29 Jun 2015 The supremacy of God and the Queen’s oath
The Supreme Court of Canada decided to side with tradition by killing the bid to remove the Queen from the oath of Canadian citizenship. On the other hand, the court decided to forego the tradition argument when they decided to rule against the mayor of Saguenay and strike down as unconstitutional his Christian prayer before town council meetings.
The Supreme Court refuses to recognize the importance of the Preamble to the Charter of Rights and Freedoms, which states that “Canada is founded upon principles that recognize the supremacy of God”. But that same Court, in a decision two months before, recognizes pledging an oath to the queen as relevant. The court is contradicting itself. As the legal maxim states: Jurare est Deum in testum vocare, et est actus divinu cultus. Translation: To swear is to call God to witness and is an act of religion.
Here are some of the questions asked of the queen at her coronation:
- Will you to the utmost of your power maintain the Laws of God and the true profession of the Gospel?
- Will you to the utmost of your power maintain in the United Kingdom the Protestant Reformed Religion established by law?
- Will you maintain and preserve inviolably the settlement of the Church of England, and the doctrine, worship, discipline, and government thereof, as by law established in England?
Her answer: “The things which I have here before promised, I will perform and keep. So help me God.”
By obliging newcomers to Canada to pledge an oath to a queen who is herself the maintainer of the laws of God, the court is actually recognizing that ‘Canada is founded upon principles that recognize the supremacy of God’. That ‘supremacy of God’ statement is reflected in the Queen’s coronation oath.

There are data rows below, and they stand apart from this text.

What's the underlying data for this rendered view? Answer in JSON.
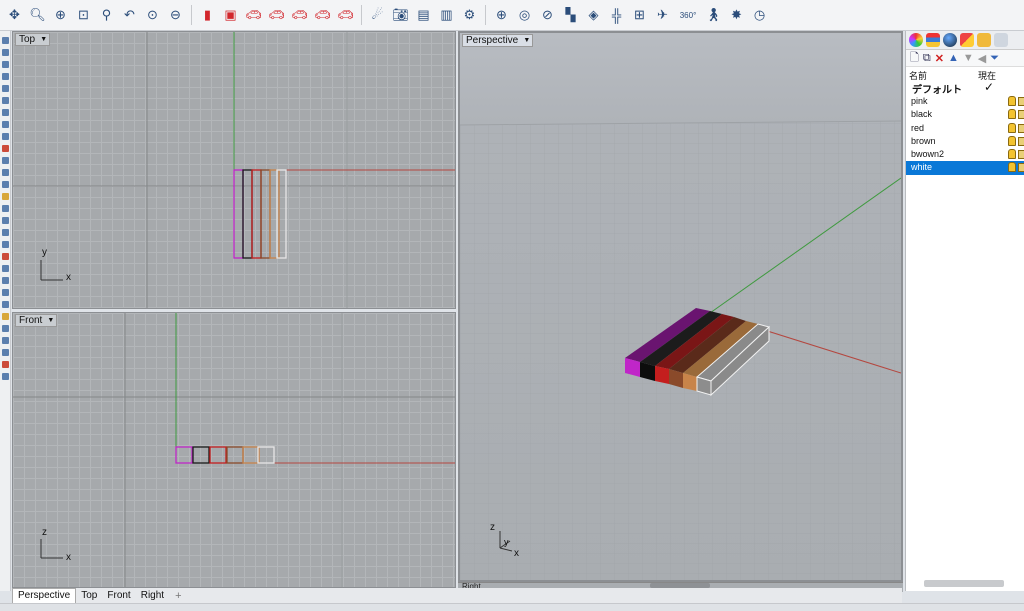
{
  "toolbar": {
    "icons": [
      "orbit-icon",
      "zoom-icon",
      "zoom-window-icon",
      "zoom-extents-icon",
      "zoom-selected-icon",
      "undo-view-icon",
      "zoom-dynamic-icon",
      "zoom-out-icon",
      "display-mode-icon",
      "car-render-icon-1",
      "car-render-icon-2",
      "car-render-icon-3",
      "car-render-icon-4",
      "car-render-icon-5",
      "car-render-icon-6",
      "light-icon",
      "camera-icon",
      "save-view-icon",
      "restore-view-icon",
      "capture-icon",
      "target-icon",
      "focus-icon",
      "snap-icon",
      "plane-icon",
      "cplane-icon",
      "cplane-world-icon",
      "walkabout-icon",
      "turntable-icon",
      "rotate-360-icon",
      "walk-icon",
      "sun-icon",
      "clock-icon"
    ],
    "label_360": "360°"
  },
  "viewports": {
    "top": {
      "label": "Top"
    },
    "front": {
      "label": "Front"
    },
    "perspective": {
      "label": "Perspective"
    },
    "right": {
      "label": "Right"
    }
  },
  "axes": {
    "x": "x",
    "y": "y",
    "z": "z"
  },
  "tabs": [
    "Perspective",
    "Top",
    "Front",
    "Right"
  ],
  "tab_add": "+",
  "layers": {
    "col_name": "名前",
    "col_current": "現在",
    "default_layer": "デフォルト",
    "default_check": "✓",
    "items": [
      {
        "name": "pink",
        "color": "#c026c8"
      },
      {
        "name": "black",
        "color": "#1a1a1a"
      },
      {
        "name": "red",
        "color": "#c41e1e"
      },
      {
        "name": "brown",
        "color": "#8a4a2a"
      },
      {
        "name": "bwown2",
        "color": "#c8844a"
      },
      {
        "name": "white",
        "color": "#e0e0e0",
        "selected": true
      }
    ]
  },
  "colors": {
    "x_axis": "#b4473f",
    "y_axis": "#3f9a3f",
    "selection": "#0a78d7"
  }
}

Separation of religion and State? Separation of God and State? Impossible. It just can’t be done. Because God created man as a religious being, man’s whole life is governed by God, including the state by which men try to govern. The question is never, “Will the State be religious?” The question is, “Which religion will the State subscribe to?”.
Judex bonus nihil ex arbitrio suo faciat, nec propostione domesticae voluntatis, sed juxta legis et jura pronunciet. Translation: A good judge should do nothing from his own judgment, or from the dictates of his private wishes; but he should pronounce according to law and justice.
Canadian law (and culture and society) yet has the Christian religion written all over it. But time and time again liberal judges act upon their personal desires to see Canada become not an irreligious country but a country that does not recognize the supremacy of the Triune God.